Boycott Amazon!
Are you ready for some good news?
I’m not kidding. This is good stuff.
Last week an independent employees labor group — not affiliated with any large national union — won a surprising victory in its effort to form a union at Amazon’s gigantic warehouse on Staten Island. This marked the first time any Amazon employees anywhere have successfully voted to unionize.
The victorious employees prevailed, 2,654 to 2,131, despite hardball pressure exerted by Amazon on its employees to vote “No.” Workers were compelled to attend repeated “training” sessions or what employees call “captive audience” meetings during which Amazon managers warned about the supposedly dire consequences of forming a union.
Maybe one of those consequences means you won’t have to get permission from your boss to go to the bathroom.

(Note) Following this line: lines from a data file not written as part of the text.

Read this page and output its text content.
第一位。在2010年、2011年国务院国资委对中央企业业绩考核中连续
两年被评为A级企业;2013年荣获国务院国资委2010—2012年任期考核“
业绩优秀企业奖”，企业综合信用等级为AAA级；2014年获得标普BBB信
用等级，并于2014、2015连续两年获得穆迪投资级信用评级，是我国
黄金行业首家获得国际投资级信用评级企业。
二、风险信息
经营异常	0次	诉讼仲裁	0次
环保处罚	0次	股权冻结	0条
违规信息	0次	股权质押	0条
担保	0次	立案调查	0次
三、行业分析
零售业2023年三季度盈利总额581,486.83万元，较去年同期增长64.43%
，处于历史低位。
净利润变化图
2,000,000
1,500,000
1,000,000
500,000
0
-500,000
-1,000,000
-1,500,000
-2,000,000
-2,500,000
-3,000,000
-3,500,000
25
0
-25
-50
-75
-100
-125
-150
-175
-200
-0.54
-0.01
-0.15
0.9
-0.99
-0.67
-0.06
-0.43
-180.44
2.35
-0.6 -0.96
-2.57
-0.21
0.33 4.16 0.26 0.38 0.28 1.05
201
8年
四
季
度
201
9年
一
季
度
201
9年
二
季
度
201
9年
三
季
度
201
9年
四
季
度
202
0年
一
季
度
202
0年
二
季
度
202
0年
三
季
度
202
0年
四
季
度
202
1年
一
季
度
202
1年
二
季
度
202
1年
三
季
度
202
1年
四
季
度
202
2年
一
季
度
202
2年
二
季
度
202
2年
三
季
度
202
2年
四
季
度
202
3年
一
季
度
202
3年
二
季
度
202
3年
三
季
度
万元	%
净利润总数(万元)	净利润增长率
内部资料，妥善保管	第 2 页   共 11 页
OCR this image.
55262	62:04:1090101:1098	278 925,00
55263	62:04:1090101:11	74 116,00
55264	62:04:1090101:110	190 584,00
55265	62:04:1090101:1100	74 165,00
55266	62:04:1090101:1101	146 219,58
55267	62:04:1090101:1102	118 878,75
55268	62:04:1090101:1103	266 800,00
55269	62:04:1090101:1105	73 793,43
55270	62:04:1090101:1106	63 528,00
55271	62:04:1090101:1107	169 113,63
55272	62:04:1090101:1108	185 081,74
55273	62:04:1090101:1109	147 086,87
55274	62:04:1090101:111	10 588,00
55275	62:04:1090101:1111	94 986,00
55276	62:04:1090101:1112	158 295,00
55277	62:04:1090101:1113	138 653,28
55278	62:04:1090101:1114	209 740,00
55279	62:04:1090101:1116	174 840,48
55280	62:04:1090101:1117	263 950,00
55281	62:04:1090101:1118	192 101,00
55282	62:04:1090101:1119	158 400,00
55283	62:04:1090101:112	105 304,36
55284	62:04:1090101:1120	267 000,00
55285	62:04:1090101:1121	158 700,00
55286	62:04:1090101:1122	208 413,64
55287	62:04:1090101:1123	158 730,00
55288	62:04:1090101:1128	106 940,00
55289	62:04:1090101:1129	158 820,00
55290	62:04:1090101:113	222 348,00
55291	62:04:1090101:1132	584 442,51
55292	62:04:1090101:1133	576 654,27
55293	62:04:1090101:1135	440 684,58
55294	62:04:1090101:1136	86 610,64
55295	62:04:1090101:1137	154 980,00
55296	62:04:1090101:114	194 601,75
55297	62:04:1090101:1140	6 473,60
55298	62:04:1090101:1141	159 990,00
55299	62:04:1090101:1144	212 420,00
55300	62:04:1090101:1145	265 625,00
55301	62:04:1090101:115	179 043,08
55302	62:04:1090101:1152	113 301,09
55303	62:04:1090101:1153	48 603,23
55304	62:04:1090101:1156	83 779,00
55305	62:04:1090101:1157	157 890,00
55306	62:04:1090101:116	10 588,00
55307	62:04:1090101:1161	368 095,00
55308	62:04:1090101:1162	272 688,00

Amazon’s anti-union propaganda effort began when the pandemic hit in March 2020. Christian Smalls, an employee at the Staten Island warehouse, became alarmed when he encountered another employee who was obviously sick. After company officials rejected his pleas that the warehouse be temporarily closed, he led a walkout over the poor safety conditions.
Guess what happened to Christian Smalls? Amazon fired him — for “violating social distancing guidelines.”
But Smalls didn’t go away. He worked with those still employed at the plant to form the Amazon Labor Union. They began the hard work of mounting an organizing drive that would lead to the historic vote.
Amazon targeted Smalls, who is Black, with a racially-tinged characterization. A leaked email from Amazon’s general counsel David Zapolsky said of Smalls: “He’s not smart or articulate.” This backfired when employees learned what Zapolsky had written.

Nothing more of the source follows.